# Torricelli's Law

## What is Torricelli's Law?

The law of Torricelli is also called Torricelli's theorem. This is a theorem in fluid dynamics which is simply relating the speed of fluid that is flowing from an orifice to the height of fluid above the opening.

The law states that the speed denoted as v that is of efflux of a fluid through a sharp-edged hole at the bottom of a tank filled to a depth ‘h’ is the same as the speed that a body that is in this case a drop of water would acquire in freely falling from a height that is h which is written as:

V = $\sqrt{2gh}$

where the letter g is the acceleration which is due to gravity that is 9.81 m/s2 near the Earth surface.

### Torricelli's Theorem

The theorem of Torricelli is also known as Torricelli’s principle or the equation of Torricelli equation. That statement is the speed v of a liquid that is flowing under the force of gravity out of an opening in a tank is proportional jointly to the square root of the vertical distance. The distance denoted by h which is between the liquid surface and the centre of the opening and to the square root of twice the acceleration caused by gravity that is 2g or simply v =  2gh1/2

(The value which is of the acceleration caused by gravity at the surface of Earth is about 32.2 feet per second per second or 9.8 metres per second per second. The theorem is said to be named after Evangelista Torricelli who discovered it in 1643).

The speed of water which is flowing through an opening in a tank at a given distance denoted by ‘h’ is the same as the speed that would be attained by a drop of water falling freely under the force of gravity alone.' This is considered neglecting effects of air which is through the same distance as h.

The speed of efflux is said to be independent of the flow of the direction. At the point of the opening, the speed is given by this equation irrespective of whether the opening is directed upward or downward or even horizontally.

### Torricelli Experiment

In the early 1600s, Sir Galileo argued that a pump of suction was able to draw water from a well because of the "force of vacuum" which is inside the pump. Then after Galileo's death, there was an Italian Mathematician and Physicist Evangelista Torricelli 1608-1647 who proposed another explanation. He suggested that the air which is in our atmosphere has weight and that the force that is of the atmosphere pushing down on the surface of the water usually drives the water into the suction pump when it is evacuated.

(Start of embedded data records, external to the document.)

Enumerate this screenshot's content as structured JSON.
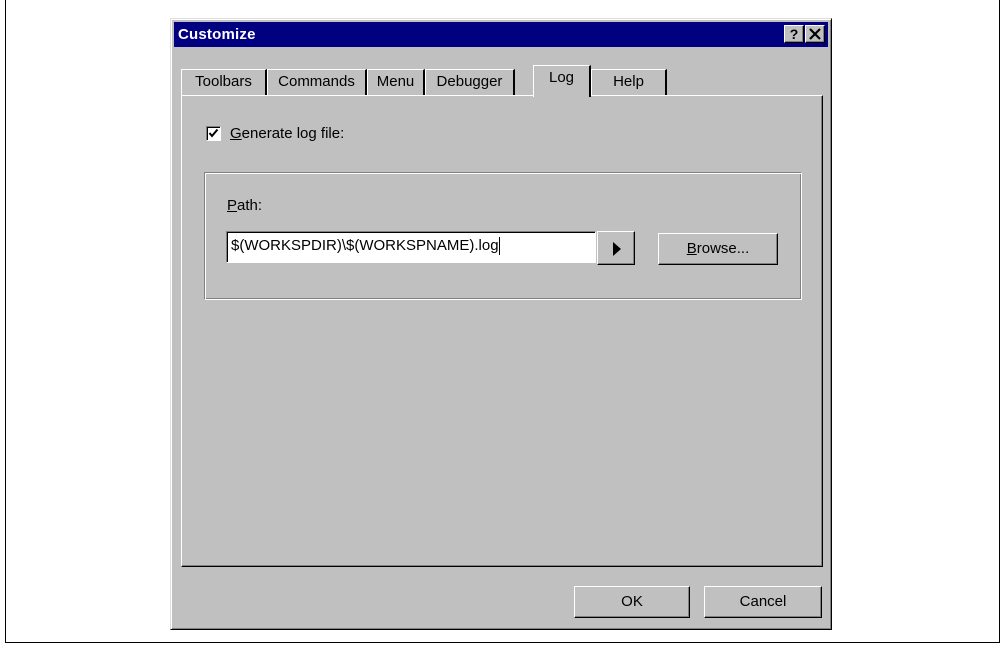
{
  "window": {
    "title": "Customize",
    "help_button": "?",
    "close_button": "✕"
  },
  "tabs": [
    {
      "label": "Toolbars",
      "active": false
    },
    {
      "label": "Commands",
      "active": false
    },
    {
      "label": "Menu",
      "active": false
    },
    {
      "label": "Debugger",
      "active": false
    },
    {
      "label": "Log",
      "active": true
    },
    {
      "label": "Help",
      "active": false
    }
  ],
  "log": {
    "generate_checked": true,
    "generate_label_mnemonic": "G",
    "generate_label_rest": "enerate log file:",
    "path_label_mnemonic": "P",
    "path_label_rest": "ath:",
    "path_value": "$(WORKSPDIR)\\$(WORKSPNAME).log",
    "browse_mnemonic": "B",
    "browse_rest": "rowse..."
  },
  "footer": {
    "ok_label": "OK",
    "cancel_label": "Cancel"
  }
}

In the experiment conducted, some but not all of the mercury was drained out of the glass tube and it slipped into the dish. The explanation of Torricelli was that by assuming that mercury drains from the glass tube until the force of the column of mercury pushing down on the inside of the tube exactly balances the force of the atmosphere which is pushing down on the liquid surface from outside of the tube.

Torricelli predicted that the height of the column of mercury would generally change from day to day as the pressure of the atmosphere changed. Today his apparatus is called a barometer derived from the Greek “baros” that means "weight," because it literally measures the weight of the atmosphere. Thus, we can say that a standard unit of pressure called the atmosphere pressure was defined as follows.

1 atm = 760 mmHg

1 torr = 1 mmHg

On a sunny day, at sea level, there is the weight of a 760-mm column of mercury which is inside a glass tube that generally balances the weight of the atmosphere that is generally pushing down on the pool of mercury that surrounds the tube as well.  Therefore, we can say that the pressure of the atmosphere is said to be equivalent to 760 mm Hg.

### Torricelli Equation

In terms of Physics, the equation of Torricelli's or the formula of Torricelli's is an equation created by Evangelista Torricelli. The equation itself is:

Vfx2 = Vix2 + 2axΔx

The term Vfx is the object's velocity that is final along the x-axis on which the acceleration is constant.

The term Vix is the object's velocity which is the initial along the x-axis.

The term ax is the object's acceleration which is along the x-axis, given as a constant.

The term Δx is the change of the object's position along the x-axis, also known as displacement.

This equation is said to be valid along any axis on which the acceleration is constant.